All the query runners collect the results first, convert them to our results format and then serialize it to JSON.
This has the following issues:
1.
Our results format stores the column names with each row. For large data sets, this can result in significant overhead.
2. JSON is not a binary format, so this increases memory usage even more.
3. Collecting all the results means we need to keep them all in memory. And in this case we keep the unserialized and serialized versions in memory.
Ideally we would read a row from the source and write one to our storage. I'm not entirely sure if it's possible, it might be with Postgres's lobjects, but need to look more into it.
Another option is not to store large datasets in PostgreSQL, but rather on some filesystem (either the server's local, or something like S3).
What can be done without much changes is to change the results format to store rows without the column headers. On the backend is straightforward, while it will require some changes in the client side, which should be done in a backward compatible way.
Next issue to tackle is to avoid choking the UI with huge result sets.
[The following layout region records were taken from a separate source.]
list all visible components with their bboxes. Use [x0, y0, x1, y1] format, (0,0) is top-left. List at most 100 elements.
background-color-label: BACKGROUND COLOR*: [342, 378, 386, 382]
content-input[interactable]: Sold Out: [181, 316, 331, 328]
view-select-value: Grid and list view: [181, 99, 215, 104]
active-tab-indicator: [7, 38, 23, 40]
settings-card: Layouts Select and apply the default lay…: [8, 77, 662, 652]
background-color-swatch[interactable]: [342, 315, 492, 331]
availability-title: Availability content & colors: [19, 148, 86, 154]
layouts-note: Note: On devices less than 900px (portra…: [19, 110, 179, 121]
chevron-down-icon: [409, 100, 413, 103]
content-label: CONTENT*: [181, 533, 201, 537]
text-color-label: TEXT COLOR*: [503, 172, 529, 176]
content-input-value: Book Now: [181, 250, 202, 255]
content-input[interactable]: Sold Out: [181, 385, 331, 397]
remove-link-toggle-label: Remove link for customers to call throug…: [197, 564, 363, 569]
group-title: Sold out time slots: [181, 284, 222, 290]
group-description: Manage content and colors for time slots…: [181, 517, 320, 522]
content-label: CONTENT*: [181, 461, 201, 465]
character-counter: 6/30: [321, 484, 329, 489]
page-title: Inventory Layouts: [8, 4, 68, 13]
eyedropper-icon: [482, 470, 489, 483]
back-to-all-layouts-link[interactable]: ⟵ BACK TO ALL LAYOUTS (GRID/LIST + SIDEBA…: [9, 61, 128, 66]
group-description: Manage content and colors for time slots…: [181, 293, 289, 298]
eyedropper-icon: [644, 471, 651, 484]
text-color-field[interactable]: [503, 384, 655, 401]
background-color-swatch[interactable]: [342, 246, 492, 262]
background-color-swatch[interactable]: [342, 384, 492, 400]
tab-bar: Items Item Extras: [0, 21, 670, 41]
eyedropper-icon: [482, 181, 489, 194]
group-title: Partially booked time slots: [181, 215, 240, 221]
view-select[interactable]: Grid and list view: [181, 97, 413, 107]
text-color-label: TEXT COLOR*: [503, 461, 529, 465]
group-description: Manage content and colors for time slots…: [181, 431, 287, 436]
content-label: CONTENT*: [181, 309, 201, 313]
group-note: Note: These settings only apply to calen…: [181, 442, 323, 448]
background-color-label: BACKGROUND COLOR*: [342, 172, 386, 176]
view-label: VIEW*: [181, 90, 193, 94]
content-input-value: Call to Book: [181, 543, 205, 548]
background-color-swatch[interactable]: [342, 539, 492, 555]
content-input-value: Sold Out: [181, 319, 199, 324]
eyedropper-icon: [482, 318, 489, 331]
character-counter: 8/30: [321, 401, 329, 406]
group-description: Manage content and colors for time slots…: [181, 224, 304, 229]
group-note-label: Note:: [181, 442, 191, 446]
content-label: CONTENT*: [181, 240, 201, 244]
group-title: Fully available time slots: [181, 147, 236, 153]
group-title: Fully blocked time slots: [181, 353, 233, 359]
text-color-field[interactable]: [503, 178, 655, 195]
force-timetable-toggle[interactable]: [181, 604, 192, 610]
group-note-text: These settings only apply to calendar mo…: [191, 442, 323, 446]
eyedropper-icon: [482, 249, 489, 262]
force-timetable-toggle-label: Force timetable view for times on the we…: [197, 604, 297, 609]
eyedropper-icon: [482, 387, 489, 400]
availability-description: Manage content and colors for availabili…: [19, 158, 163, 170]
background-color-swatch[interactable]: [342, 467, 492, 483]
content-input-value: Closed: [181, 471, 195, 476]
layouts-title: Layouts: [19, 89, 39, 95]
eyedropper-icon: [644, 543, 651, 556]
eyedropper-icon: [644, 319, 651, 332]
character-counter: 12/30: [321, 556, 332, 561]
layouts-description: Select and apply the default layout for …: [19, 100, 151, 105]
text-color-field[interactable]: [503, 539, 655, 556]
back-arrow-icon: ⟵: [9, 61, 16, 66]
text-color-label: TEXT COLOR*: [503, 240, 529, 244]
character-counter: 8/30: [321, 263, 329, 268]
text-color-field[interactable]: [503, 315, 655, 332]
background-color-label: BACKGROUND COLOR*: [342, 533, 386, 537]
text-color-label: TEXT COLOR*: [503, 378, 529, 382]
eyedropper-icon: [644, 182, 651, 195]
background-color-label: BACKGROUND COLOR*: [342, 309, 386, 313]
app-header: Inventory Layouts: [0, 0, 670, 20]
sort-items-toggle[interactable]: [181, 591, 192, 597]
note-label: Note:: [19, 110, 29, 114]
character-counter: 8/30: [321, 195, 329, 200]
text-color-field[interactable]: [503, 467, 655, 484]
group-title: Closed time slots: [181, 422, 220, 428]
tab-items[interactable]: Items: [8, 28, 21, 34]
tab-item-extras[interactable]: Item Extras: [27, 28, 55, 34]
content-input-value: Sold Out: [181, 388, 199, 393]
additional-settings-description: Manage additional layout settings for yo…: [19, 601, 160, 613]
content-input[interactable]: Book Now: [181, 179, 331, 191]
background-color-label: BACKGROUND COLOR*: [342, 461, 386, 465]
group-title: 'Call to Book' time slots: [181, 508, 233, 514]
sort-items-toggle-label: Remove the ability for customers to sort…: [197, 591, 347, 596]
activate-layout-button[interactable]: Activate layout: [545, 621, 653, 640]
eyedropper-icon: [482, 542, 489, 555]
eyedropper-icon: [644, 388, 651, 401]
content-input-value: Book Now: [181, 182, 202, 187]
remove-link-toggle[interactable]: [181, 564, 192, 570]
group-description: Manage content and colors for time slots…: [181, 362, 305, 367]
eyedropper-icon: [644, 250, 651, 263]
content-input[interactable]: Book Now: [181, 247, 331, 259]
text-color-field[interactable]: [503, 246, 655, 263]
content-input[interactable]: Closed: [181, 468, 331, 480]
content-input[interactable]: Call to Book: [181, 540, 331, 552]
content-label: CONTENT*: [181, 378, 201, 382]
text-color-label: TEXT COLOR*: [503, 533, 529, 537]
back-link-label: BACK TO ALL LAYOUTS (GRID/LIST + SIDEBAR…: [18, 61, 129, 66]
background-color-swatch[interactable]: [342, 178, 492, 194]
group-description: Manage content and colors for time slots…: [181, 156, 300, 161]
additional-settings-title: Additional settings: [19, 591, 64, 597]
We need to change the backend to detect large datasets (for example with rowcount method of the cursor for DB-API based sources), and treat them differently;
1. Keep a flag on query_results object that indicates it has large dataset.
2. Store the results in a different way -- either different table (the easiest), or lobject or filesystem.
Next when requesting from the API the results, you will get the query result object along with the flag indicating that this is a big dataset, and results should be queried with additional API call.
This is sort of a brain dump, so probably not so clear. Please feel free to follow up with questions.